Review 595 : Bongzilla – Weedsconsin

Day 1 - 9 - Bongzilla

Prêts à sombrer dans la folie avec Bongzilla ?

Le mythique groupe de Sludge/Doom/Stoner fondé aux Etats-Unis en 1995 revient avec Weedsconsin, son cinquième album. Mike “Muleboy” Makela (basse/chant, précédemment guitariste, Aquilonian), Jeff « Spanky » Schultz (guitare, ex-Cuda) et Mike « Magma » Henry (batterie, Aquilonian, The Garza) ont dû dire au revoir à Cooter Brown (basse, The Garza, ex-Cuda) mais sont restés soudés depuis leur reformation, en 2015.

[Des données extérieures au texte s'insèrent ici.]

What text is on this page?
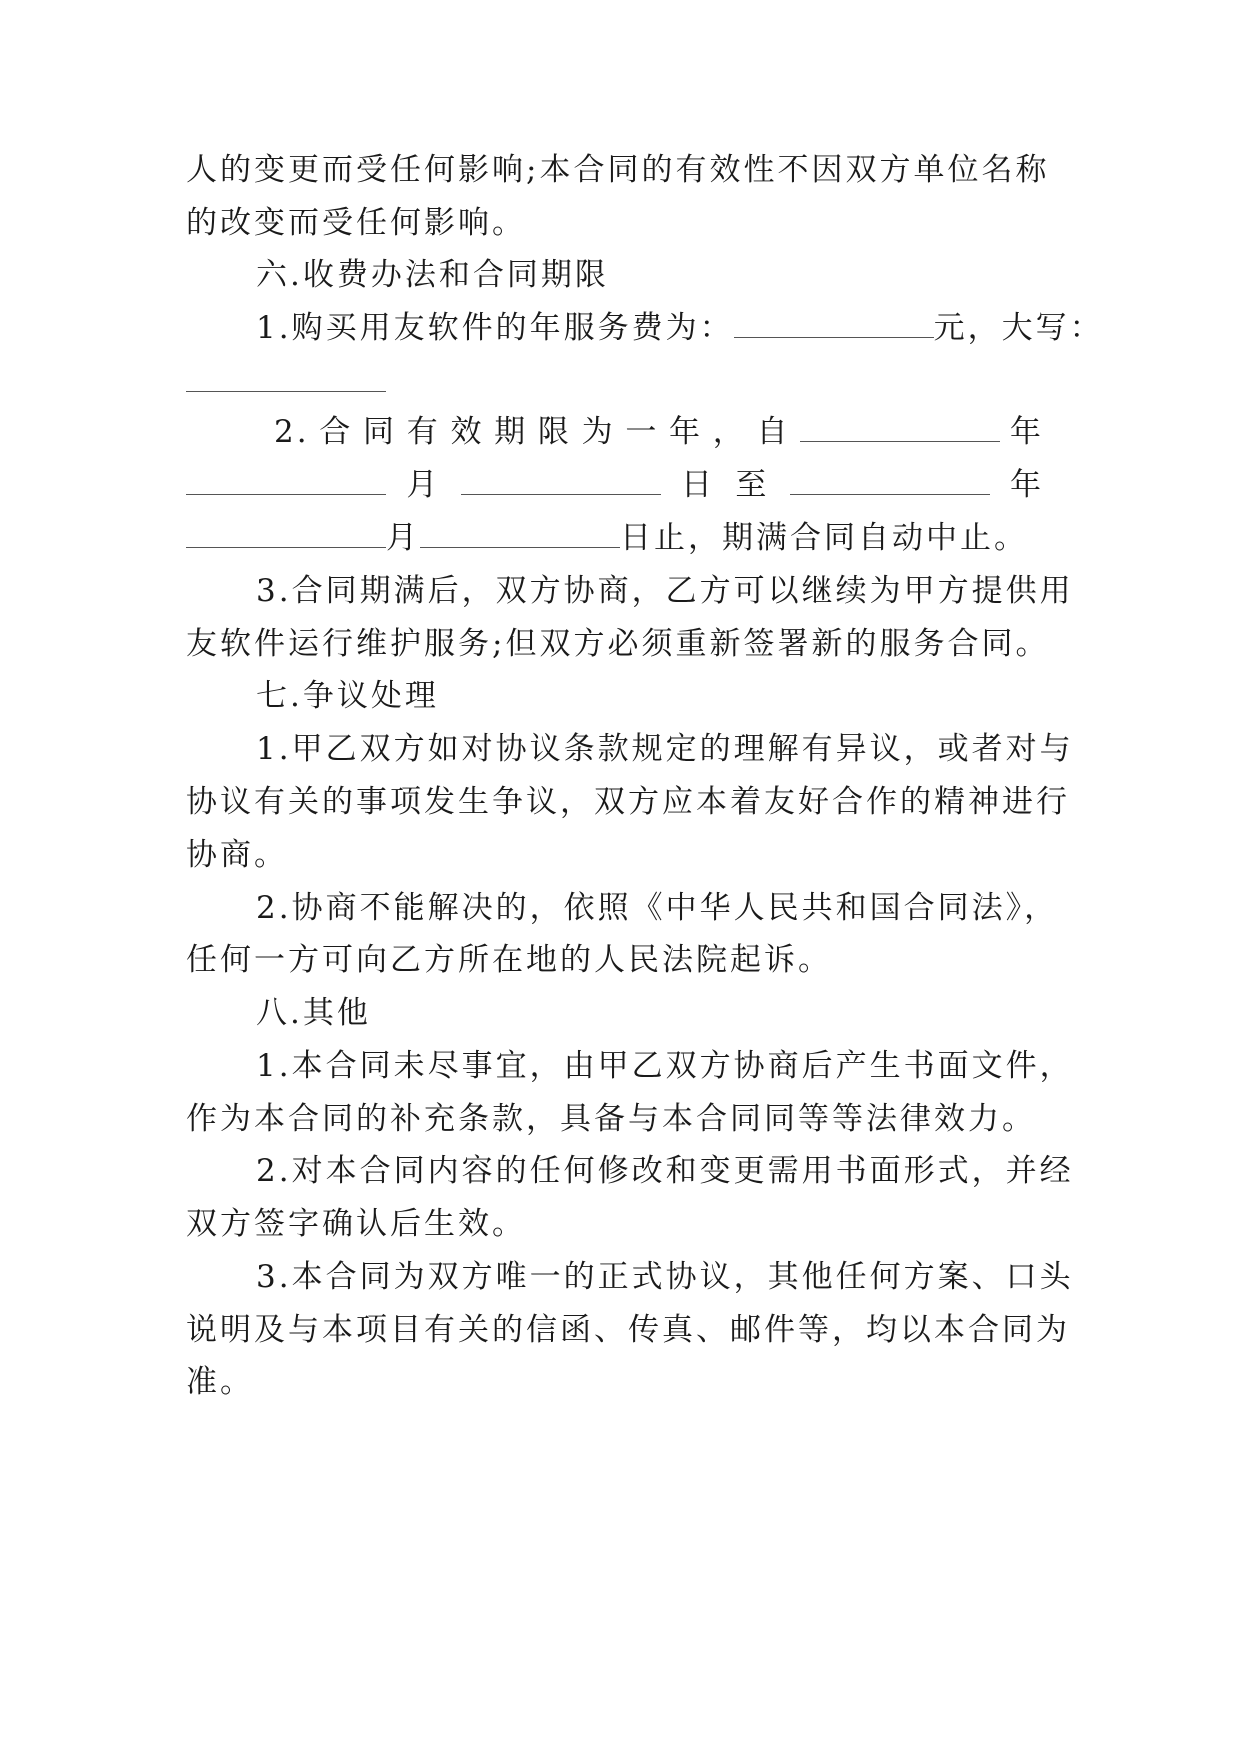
人的变更而受任何影响;本合同的有效性不因双方单位名称
的改变而受任何影响。
六.收费办法和合同期限
1.购买用友软件的年服务费为：	元，大写：
2. 合 同 有 效 期 限 为 一 年 ， 自	年
月	日 至	年
月	日止，期满合同自动中止。
3.合同期满后，双方协商，乙方可以继续为甲方提供用
友软件运行维护服务;但双方必须重新签署新的服务合同。
七.争议处理
1.甲乙双方如对协议条款规定的理解有异议，或者对与
协议有关的事项发生争议，双方应本着友好合作的精神进行
协商。
2.协商不能解决的，依照《中华人民共和国合同法》，
任何一方可向乙方所在地的人民法院起诉。
八.其他
1.本合同未尽事宜，由甲乙双方协商后产生书面文件，
作为本合同的补充条款，具备与本合同同等等法律效力。
2.对本合同内容的任何修改和变更需用书面形式，并经
双方签字确认后生效。
3.本合同为双方唯一的正式协议，其他任何方案、口头
说明及与本项目有关的信函、传真、邮件等，均以本合同为
准。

Le groupe a signé avec Heavy Psych Sounds pour ce retour en force après quinze ans, qui se traduit par six compositions sous le signe de cette fumée magique et d’un son à la fois Old School, gras et prenant. Seulement quelques paroles hurlées, permettant au trio de se concentrer sur cette rythmique prenante qui constitue la base de leur musique. On le comprend très vite sur Sundae Driver, un titre assez brut et entêtant, qui se pare parfois de grognements crus, mais surtout d’un groove massif et de patterns empruntés aux créateurs du style. Les mélodies grasses nous conduisent après quelques leads à Free the Weed, un titre qui propose à la fois une rythmique sur laquelle on remue la tête sans s’en rendre compte, mais également des sursauts de violence épaisse et des hurlements de rage qui se mêlent à cette ambiance sombre et pesante. Lorsque le son ralentit pour nous écraser, il nous laisse sur Space Rock, un long titre qui nous emporte progressivement dans un univers à la fois similaire aux morceaux précédents, mais avec également quelques parties plus aériennes. Le titre se focalise énormément sur une rythmique aux influences Blues marquées, aux riffs aériens et hypnotiques et aux leads perçants.
Le groupe reprend avec The Weedeater, une douce transition aérienne d’une trentaine de secondes qui enchaîne avec Earth Bong / Smoked / Mags Bags, une composition assez conceptuelle qui démarre avec ces notes fantomatiques planantes, qui deviennent soudainement très lourdes et plus rapides. Le titre laisse ensuite au chanteur la place pour quelques hurlements, puis des leads hurlants aux influences psychédéliques interviennent. Le groupe fait revivre la flamme de cette rythmique lourde, avant de la laisser se consumer lentement, puis la batterie nous annonce la fin du morceau, qui enchaîne sur Gummies, le titre final. Les musiciens nous étalent une rythmique aussi épaisse que lourde, qui use de quelques samples, puis nous écrase avant de s’apaiser à peine pour nous laisser le temps de respirer et faire intervenir ces samples à nouveau. Le titre se finit avec un fade out et nous donne envie de revivre l’expérience.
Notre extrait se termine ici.